According to the National Law Enforcement Officers Memorial Fund, 173 officers nationwide were killed in the line of duty in 2011. In 2010, 153 officers were killed. That's an increase of 13 percent in one year.
For 13 years in a row, the majority of officers who died on the job died in traffic accidents. But that changed last year.
In 2011, the primary cause of death for police officers was gunfire. There were 68 officers in the U.S. who died from gunshots. That's a near-record high for the decade.
In Florida, seven officers died after being shot last year.
Before Detective David White was killed Thursday, the last law enforcement officer shot and killed in the line of duty in Florida was Lakeland police Officer Arnulfo Crispin, who died in December. He was shot by a suspect while frisking another suspect in a park.
Channel 4 crime analyst Ken Jefferson, a veteran of the Jacksonville Sheriff's Office, said nearly every call can turn dangerous. He said officers steel themselves for the particular dangers involved with raiding a meth lab, like White did.
"You always expect it to be bad and you prepare for that," Jefferson said.
He said sometimes nothing can stop someone intent on killing, which is what he believes the suspect in White's death did.
"At the point they tried to talk to the guy and he slammed the door on him, by virtue of them forcing their way in and he started shooting, he knew he was committing murder," Jefferson said.

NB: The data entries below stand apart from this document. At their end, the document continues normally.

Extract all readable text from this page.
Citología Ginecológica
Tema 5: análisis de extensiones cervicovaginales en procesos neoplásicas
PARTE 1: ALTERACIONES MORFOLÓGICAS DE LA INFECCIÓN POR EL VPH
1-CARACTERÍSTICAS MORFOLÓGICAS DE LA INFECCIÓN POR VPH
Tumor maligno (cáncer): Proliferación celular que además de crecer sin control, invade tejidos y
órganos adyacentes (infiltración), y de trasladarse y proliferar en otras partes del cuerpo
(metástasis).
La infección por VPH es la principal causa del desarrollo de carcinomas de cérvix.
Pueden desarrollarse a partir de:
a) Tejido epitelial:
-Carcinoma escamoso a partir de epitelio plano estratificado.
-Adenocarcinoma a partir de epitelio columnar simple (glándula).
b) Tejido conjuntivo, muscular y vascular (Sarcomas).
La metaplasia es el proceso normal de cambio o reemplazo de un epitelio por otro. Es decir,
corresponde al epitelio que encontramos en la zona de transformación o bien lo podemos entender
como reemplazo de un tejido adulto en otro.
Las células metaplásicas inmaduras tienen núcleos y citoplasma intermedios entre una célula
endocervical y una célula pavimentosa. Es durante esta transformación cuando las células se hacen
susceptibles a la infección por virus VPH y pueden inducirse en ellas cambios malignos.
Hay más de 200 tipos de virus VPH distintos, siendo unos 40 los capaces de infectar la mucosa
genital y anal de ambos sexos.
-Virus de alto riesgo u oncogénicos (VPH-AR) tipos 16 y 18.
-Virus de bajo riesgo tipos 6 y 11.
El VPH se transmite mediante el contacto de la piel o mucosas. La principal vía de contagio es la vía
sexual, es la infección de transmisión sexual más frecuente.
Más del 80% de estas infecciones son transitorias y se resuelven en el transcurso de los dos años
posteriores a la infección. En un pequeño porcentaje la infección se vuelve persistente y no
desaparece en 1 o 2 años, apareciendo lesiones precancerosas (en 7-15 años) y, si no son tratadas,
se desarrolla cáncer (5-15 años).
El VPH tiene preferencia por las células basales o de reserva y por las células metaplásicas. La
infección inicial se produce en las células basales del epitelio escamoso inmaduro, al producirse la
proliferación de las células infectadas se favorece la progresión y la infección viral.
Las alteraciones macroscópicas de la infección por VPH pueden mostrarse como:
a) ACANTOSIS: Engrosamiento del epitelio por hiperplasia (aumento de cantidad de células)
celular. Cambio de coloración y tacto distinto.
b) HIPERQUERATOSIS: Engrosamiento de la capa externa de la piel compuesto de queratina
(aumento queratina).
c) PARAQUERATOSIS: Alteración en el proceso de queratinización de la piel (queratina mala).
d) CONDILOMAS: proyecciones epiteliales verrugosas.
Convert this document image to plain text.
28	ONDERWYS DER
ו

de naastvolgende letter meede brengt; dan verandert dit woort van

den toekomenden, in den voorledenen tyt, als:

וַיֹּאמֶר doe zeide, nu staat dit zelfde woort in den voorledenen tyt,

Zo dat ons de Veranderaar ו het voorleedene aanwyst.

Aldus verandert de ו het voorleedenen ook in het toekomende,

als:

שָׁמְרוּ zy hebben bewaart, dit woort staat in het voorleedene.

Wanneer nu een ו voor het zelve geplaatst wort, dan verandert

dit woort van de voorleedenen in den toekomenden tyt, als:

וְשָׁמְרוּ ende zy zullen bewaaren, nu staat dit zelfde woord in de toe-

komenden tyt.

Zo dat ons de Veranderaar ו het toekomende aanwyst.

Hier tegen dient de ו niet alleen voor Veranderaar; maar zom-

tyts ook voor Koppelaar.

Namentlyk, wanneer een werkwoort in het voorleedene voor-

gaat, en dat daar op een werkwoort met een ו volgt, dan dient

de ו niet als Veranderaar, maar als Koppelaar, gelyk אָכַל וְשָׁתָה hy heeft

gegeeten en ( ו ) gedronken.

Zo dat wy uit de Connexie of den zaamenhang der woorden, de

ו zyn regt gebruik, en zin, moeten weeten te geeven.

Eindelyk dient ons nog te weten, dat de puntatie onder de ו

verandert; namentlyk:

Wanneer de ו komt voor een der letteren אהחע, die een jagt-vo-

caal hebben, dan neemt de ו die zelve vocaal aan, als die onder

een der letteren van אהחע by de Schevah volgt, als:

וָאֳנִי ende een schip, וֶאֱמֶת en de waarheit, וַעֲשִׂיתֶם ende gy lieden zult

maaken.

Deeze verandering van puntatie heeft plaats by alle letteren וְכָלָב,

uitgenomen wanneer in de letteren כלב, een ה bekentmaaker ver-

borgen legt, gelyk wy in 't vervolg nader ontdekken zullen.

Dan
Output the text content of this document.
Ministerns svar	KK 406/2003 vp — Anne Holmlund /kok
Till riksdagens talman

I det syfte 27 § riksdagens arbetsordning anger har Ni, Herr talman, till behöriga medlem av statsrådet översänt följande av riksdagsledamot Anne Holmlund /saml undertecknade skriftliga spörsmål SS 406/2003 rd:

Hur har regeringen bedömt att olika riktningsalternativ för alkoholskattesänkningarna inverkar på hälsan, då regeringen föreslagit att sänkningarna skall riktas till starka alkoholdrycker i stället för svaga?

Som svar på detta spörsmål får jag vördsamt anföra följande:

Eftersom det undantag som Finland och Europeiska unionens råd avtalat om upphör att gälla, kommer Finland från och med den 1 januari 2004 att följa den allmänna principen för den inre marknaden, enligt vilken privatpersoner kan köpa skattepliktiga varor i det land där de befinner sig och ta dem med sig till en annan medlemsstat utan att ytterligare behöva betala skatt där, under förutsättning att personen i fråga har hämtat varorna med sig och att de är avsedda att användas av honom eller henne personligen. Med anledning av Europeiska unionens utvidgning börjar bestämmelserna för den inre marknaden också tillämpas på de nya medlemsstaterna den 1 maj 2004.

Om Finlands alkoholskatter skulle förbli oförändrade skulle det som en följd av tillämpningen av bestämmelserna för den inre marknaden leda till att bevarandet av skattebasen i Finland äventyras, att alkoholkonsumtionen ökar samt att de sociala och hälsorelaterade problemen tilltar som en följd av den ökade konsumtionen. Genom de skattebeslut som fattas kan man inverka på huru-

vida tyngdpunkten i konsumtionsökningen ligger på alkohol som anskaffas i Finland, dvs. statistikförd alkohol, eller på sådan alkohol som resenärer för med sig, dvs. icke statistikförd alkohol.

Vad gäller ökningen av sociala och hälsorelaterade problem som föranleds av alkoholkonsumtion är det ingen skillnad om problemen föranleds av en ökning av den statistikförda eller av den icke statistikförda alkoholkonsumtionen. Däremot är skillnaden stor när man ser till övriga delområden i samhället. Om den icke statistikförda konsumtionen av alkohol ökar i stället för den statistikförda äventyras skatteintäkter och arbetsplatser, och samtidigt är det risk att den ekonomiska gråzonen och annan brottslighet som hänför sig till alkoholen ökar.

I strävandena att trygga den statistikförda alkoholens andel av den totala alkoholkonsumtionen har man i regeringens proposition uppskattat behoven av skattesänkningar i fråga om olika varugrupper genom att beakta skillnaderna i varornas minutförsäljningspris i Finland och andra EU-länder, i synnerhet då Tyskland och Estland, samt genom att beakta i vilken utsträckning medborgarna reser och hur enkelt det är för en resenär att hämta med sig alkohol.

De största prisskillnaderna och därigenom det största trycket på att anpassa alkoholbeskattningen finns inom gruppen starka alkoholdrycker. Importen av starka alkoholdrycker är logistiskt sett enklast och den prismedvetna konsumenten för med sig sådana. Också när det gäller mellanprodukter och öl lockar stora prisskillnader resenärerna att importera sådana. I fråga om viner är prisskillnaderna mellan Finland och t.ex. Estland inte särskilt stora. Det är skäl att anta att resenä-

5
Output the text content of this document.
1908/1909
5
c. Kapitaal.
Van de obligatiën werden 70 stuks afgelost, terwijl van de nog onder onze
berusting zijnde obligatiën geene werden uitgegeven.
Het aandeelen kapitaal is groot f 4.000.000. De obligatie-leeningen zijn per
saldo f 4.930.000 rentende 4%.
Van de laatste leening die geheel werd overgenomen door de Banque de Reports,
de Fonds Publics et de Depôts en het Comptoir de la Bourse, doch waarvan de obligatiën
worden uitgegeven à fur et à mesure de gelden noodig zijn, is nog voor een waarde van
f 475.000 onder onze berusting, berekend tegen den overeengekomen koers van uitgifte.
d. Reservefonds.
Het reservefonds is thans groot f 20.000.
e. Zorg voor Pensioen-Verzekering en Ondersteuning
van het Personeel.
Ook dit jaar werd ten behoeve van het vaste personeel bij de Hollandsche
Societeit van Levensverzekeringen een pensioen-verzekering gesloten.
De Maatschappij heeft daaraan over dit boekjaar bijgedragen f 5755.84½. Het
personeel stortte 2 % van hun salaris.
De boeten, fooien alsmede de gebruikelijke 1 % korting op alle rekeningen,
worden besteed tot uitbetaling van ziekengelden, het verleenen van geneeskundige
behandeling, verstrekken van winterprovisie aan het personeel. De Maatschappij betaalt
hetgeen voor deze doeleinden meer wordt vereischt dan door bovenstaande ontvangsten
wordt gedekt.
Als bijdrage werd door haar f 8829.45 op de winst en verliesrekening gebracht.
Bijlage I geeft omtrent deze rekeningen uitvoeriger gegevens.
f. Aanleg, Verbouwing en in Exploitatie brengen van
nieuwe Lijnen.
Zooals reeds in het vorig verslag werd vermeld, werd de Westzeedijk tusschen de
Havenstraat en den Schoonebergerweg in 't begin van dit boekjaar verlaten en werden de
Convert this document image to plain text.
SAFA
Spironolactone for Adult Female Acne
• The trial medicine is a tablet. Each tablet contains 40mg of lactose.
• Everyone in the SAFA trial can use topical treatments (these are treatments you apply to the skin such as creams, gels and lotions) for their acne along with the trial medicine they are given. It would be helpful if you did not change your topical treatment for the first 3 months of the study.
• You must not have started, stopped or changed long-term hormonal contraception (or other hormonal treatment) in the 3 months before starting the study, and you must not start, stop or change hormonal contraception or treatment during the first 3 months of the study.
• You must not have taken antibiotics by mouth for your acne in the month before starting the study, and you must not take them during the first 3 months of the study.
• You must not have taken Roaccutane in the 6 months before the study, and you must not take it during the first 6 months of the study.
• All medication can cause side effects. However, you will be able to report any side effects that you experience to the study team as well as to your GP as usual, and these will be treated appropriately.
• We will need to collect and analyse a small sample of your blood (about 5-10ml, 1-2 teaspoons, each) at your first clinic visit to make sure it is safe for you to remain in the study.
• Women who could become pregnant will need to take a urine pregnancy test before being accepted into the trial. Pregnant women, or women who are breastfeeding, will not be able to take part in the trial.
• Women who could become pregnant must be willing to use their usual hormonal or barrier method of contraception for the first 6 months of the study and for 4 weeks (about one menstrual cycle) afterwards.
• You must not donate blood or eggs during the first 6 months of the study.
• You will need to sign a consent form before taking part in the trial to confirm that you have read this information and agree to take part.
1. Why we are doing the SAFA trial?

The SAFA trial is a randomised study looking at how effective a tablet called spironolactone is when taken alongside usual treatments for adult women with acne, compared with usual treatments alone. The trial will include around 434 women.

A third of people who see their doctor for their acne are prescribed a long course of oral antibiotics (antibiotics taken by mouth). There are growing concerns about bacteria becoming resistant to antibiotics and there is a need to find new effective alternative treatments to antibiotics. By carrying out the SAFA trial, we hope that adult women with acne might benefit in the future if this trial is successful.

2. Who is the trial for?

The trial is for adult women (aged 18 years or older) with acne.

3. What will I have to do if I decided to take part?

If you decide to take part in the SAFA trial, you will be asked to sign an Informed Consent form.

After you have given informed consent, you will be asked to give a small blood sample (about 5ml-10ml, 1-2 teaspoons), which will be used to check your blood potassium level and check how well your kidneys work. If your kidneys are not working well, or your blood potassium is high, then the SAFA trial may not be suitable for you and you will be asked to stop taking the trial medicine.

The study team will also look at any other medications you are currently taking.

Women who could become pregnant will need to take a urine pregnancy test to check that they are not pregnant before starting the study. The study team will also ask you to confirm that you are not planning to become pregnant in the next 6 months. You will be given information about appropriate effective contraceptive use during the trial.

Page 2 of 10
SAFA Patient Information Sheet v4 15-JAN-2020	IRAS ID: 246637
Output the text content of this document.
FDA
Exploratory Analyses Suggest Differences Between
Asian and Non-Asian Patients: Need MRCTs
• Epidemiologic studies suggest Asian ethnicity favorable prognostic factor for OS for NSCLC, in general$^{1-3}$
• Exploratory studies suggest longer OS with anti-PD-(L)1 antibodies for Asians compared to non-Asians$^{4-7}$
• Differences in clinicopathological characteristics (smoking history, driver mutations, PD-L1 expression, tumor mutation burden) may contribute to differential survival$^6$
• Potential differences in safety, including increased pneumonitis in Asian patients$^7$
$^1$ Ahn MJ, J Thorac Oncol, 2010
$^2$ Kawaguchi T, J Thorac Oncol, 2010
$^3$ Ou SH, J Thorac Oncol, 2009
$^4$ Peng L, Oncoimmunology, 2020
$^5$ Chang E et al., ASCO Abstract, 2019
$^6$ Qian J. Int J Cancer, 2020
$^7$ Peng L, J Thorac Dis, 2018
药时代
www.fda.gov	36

So why are there more gun-related killings of officers?
Linda Moon Gregory, the national president of Concerns Of Police Survivors, said she's worried budget constraints are to blame.
"At a time when criminals have the latest technology and weapons, we must ensure that our peace officers are adequately equipped and protected," Gregory said.
It's no secret law enforcement officers consider each other family, and even though White worked in Clay County, officers across the area and state are sharing in his family's grief.